Adventures in plagiarism

For nerd men in my age group, 1981 was an memorable year at the movies.  Not only were Clash of the Titans and Raiders of the Lost Ark released, but also Heavy Metal.  I have a bit of history with that movie, and that history was refreshed in my mind when I was listening to the soundtrack again the other day.  Very good soundtrack, by the way.  Worth the price just for this song: http://www.youtube.com/watch?v=6s1Jsz1lj1Y  But back on track, the movie.

I went to see it with my two brothers and our next-door (in far east Lancaster, that means he lived almost a football field away) neighbor Tony, the aforementioned Tony Douche.  I was 12, my brother Bob was 15, my other brother mike was 18 and Tony was 18.  The movie was rated R for animated tits and adolescent sex and science fantasy, so of course Bob and I couldn’t get in to see it by ourselves.  Thus, we were with Mike and Tony.  At the theater Mike and Tony tried to say they were our guardians and it was OK for us to see it, but we had one of those few (for back then) theater workers with a conscience, and he wouldn’t let us in.  I remember there were some birds flipped from Bob and I, but in we did not get.  I wouldn’t actually see the movie until many years later, when I wondered what the hype was about.  Oh yeah, boobs.  Heh heh.  South Park did a great take on the movie a few years ago.

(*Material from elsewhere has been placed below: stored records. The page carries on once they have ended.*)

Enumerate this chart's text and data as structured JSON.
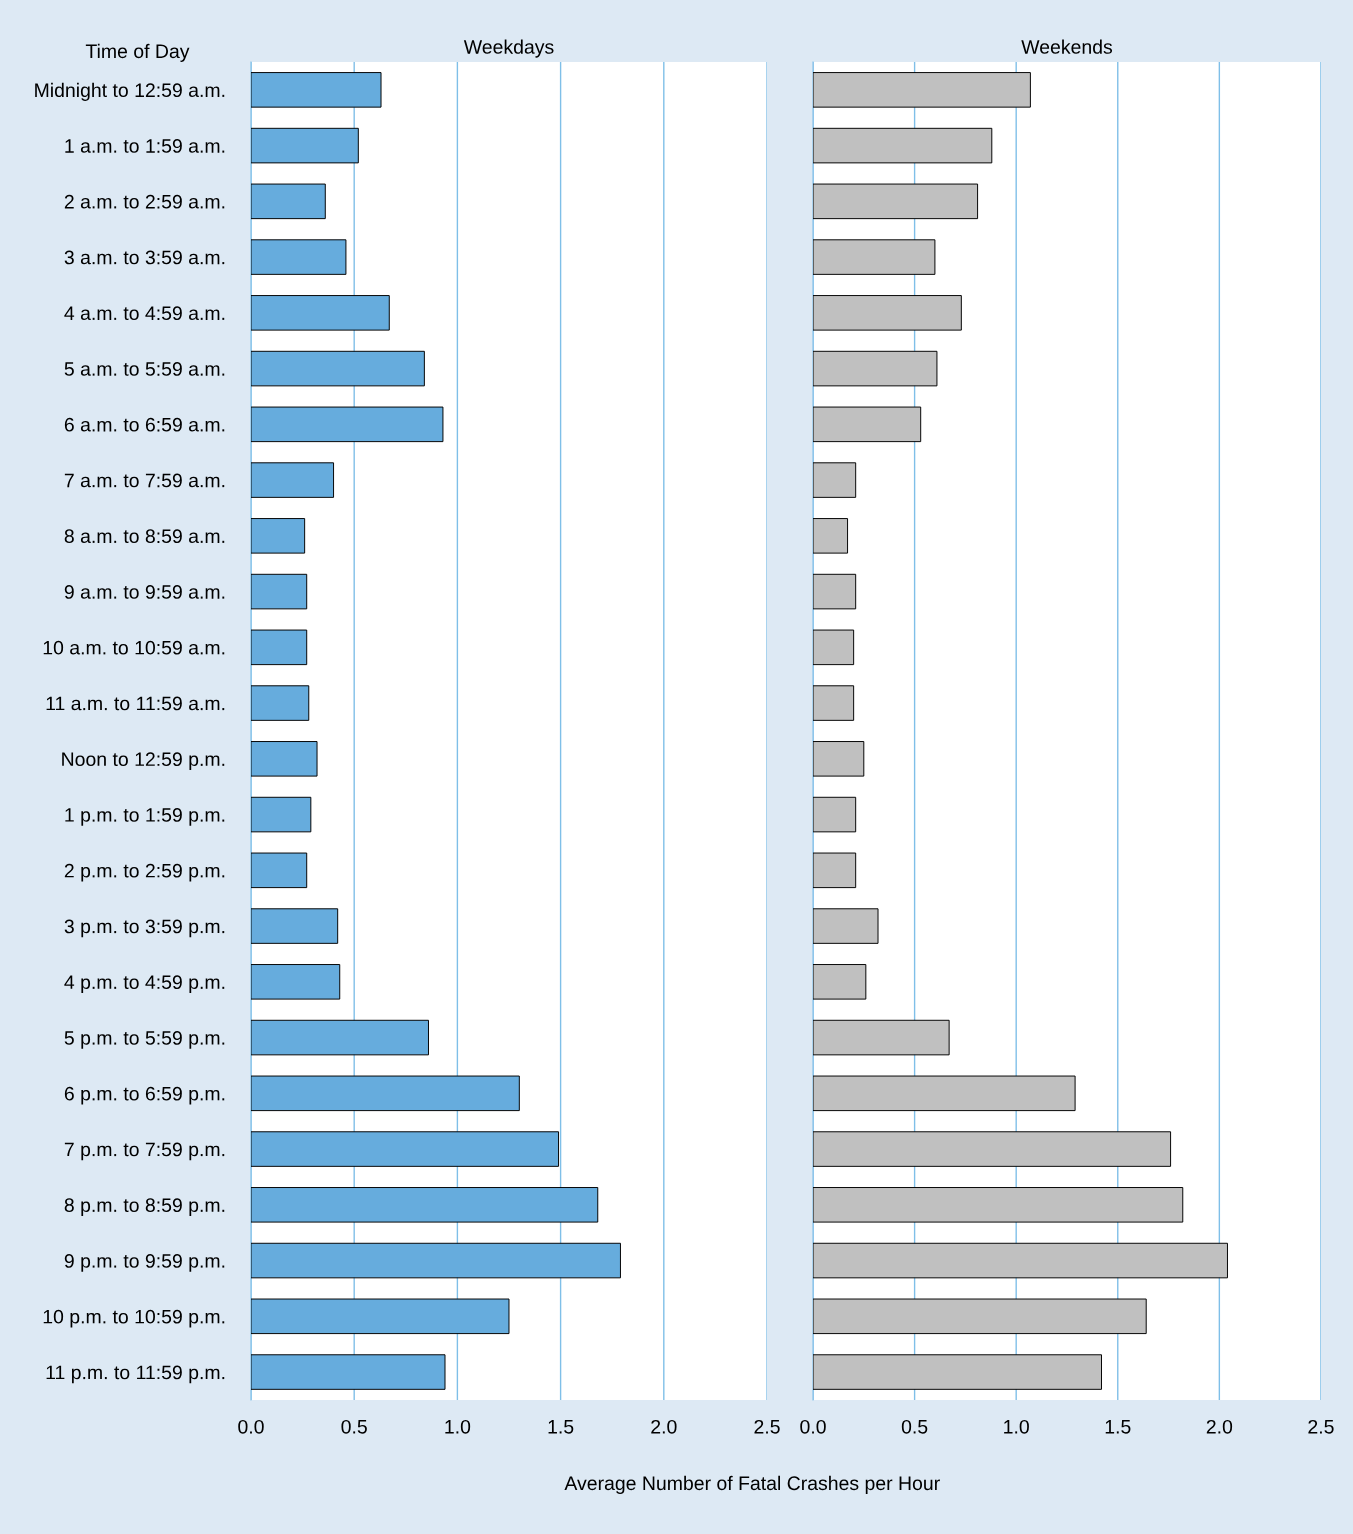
{
  "chart_data": [
    {
      "type": "bar",
      "orientation": "horizontal",
      "title": "Weekdays",
      "ylabel": "Time of Day",
      "xlabel": "Average Number of Fatal Crashes per Hour",
      "categories": [
        "Midnight to 12:59 a.m.",
        "1 a.m. to 1:59 a.m.",
        "2 a.m. to 2:59 a.m.",
        "3 a.m. to 3:59 a.m.",
        "4 a.m. to 4:59 a.m.",
        "5 a.m. to 5:59 a.m.",
        "6 a.m. to 6:59 a.m.",
        "7 a.m. to 7:59 a.m.",
        "8 a.m. to 8:59 a.m.",
        "9 a.m. to 9:59 a.m.",
        "10 a.m. to 10:59 a.m.",
        "11 a.m. to 11:59 a.m.",
        "Noon to 12:59 p.m.",
        "1 p.m. to 1:59 p.m.",
        "2 p.m. to 2:59 p.m.",
        "3 p.m. to 3:59 p.m.",
        "4 p.m. to 4:59 p.m.",
        "5 p.m. to 5:59 p.m.",
        "6 p.m. to 6:59 p.m.",
        "7 p.m. to 7:59 p.m.",
        "8 p.m. to 8:59 p.m.",
        "9 p.m. to 9:59 p.m.",
        "10 p.m. to 10:59 p.m.",
        "11 p.m. to 11:59 p.m."
      ],
      "values": [
        0.63,
        0.52,
        0.36,
        0.46,
        0.67,
        0.84,
        0.93,
        0.4,
        0.26,
        0.27,
        0.27,
        0.28,
        0.32,
        0.29,
        0.27,
        0.42,
        0.43,
        0.86,
        1.3,
        1.49,
        1.68,
        1.79,
        1.25,
        0.94
      ],
      "color": "#66acdd",
      "xlim": [
        0,
        2.5
      ],
      "xticks": [
        {
          "value": 0,
          "label": "0.0"
        },
        0.5,
        {
          "value": 1,
          "label": "1.0"
        },
        1.5,
        {
          "value": 2,
          "label": "2.0"
        },
        2.5
      ],
      "grid": "x"
    },
    {
      "type": "bar",
      "orientation": "horizontal",
      "title": "Weekends",
      "categories": [
        null,
        null,
        null,
        null,
        null,
        null,
        null,
        null,
        null,
        null,
        null,
        null,
        null,
        null,
        null,
        null,
        null,
        null,
        null,
        null,
        null,
        null,
        null,
        null
      ],
      "values": [
        1.07,
        0.88,
        0.81,
        0.6,
        0.73,
        0.61,
        0.53,
        0.21,
        0.17,
        0.21,
        0.2,
        0.2,
        0.25,
        0.21,
        0.21,
        0.32,
        0.26,
        0.67,
        1.29,
        1.76,
        1.82,
        2.04,
        1.64,
        1.42
      ],
      "color": "#c0c0c0",
      "xlim": [
        0,
        2.5
      ],
      "xticks": [
        {
          "value": 0,
          "label": "0.0"
        },
        0.5,
        {
          "value": 1,
          "label": "1.0"
        },
        1.5,
        {
          "value": 2,
          "label": "2.0"
        },
        2.5
      ],
      "grid": "x"
    }
  ]
}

I didn’t get to see the movie but I did get to listen to the soundtrack, over and over and over, and stare at the cover (over and over and over).  One of the songs stood out to me, for the lyrics and the way the music fit them: Veteran of the Psychic Wars by Blue Oyster Cult – http://www.youtube.com/watch?v=cIE0wTFg364 .  Almost-teen Glen loved the imagery of the lyrics.  In fact, he loved them so much that a few years later, in English 3 Advanced (junior year at Antelope Valley High School whoo!) he decided to submit the lyrics – slightly altered, of course, to salve the conscience a bit – as an original poem.  In case you stopped listening to the song, here are the lyrics:

You see me now a veteran of a thousand psychic wars
I’ve been living on the edge so long
Where the winds of limbo roar
And I’m young enough to look at
And far too old to see
All the scars are on the inside
I’m not sure if there’s anything left of me

Don’t let these shakes go on
It’s time we had a break from it
It’s time we had some leave
We’ve been living in the flames
We’ve been eating up our brains
Oh, please don’t let theses shakes go on
You ask me why I’m weary, why I can’t speak to you
You blame me for my silence
Say it’s time I changed and grew
But the war’s still going on dear
And there’s no end that I know
And I can’t say if we’re ever…
I can’t say if we’re ever gonna to be free

Don’t let these shakes go on
It’s time we had a break from it
It’s time we had some leave
We’ve been living in the flames
We’ve been eating out our brains
Oh, please don’t let theses shakes go on

You see me now a veteran of a thousand psychic wars
My energy’s spent at last
And my armor is destroyed
I have used up all my weapons and I’m helpless and bereaved
Wounds are all I’m made of
Did I hear you say that this is victory?

Don’t let these shakes go on
It’s time we had a break from it
Send me to the rear
Where the tides of madness swell
And been sliding into hell
Oh, please don’t let shakes go on
Don’t let these shakes go on
Don’t let these shakes go on

 

I changed a few words and rearranged the order of a few lines, but there was no doubt that I stole the “poem” from BOC.  However, I was in an Advanced English class, I figured nobody would catch me.  Plagiarists always think that.  I submitted the poem, and the teacher liked it.  Liked it so much, in fact, that she wanted me to read it to the class.  I had a moment of hesitation but then plowed ahead, and there was sweet sweet applause when I was done.  I’m sure I was thinking about how this would score me major points with whomever was closest to a babe in that class, that she’d be wowed by my sensitivity and ability to express it.  I was gonna feel some boobs, for sure!

But then…of course.  I don’t remember his name, but I think it was Eric.  After I finished reading and the applause stopped, the teacher said something like “that was really well done, Glen!” and I was basking in the glory, Eric stood up.  “It’s also almost completely plagiarized!” he accused, rightfully so.  “He stole it from a song on the Heavy Metal soundtrack by Blue Oyster Cult.”

If we’d actually been in the movie Heavy Metal I would have chopped his head off mid-sentence and then flown away with the sorta-babe on my weird bird.  Since it was reality, all I could do was hang my head in shame and mumble “well, I did borrow from the song but I changed it around some.”  And then I sat down while Eric smirked in conquest, and got the adulation of the sorta-babe.  As it was an advanced English class, I’m sure that he (much like I would have done in the same circumstances) did absolutely nothing with that adulation.  I received a D on the poem and eventually recovered, but I learned an important lesson that sticks with me to this day: if you’re going to plagiarize, make sure you change it enough so you can deny stealing it.

Please…don’t let these shakes go on.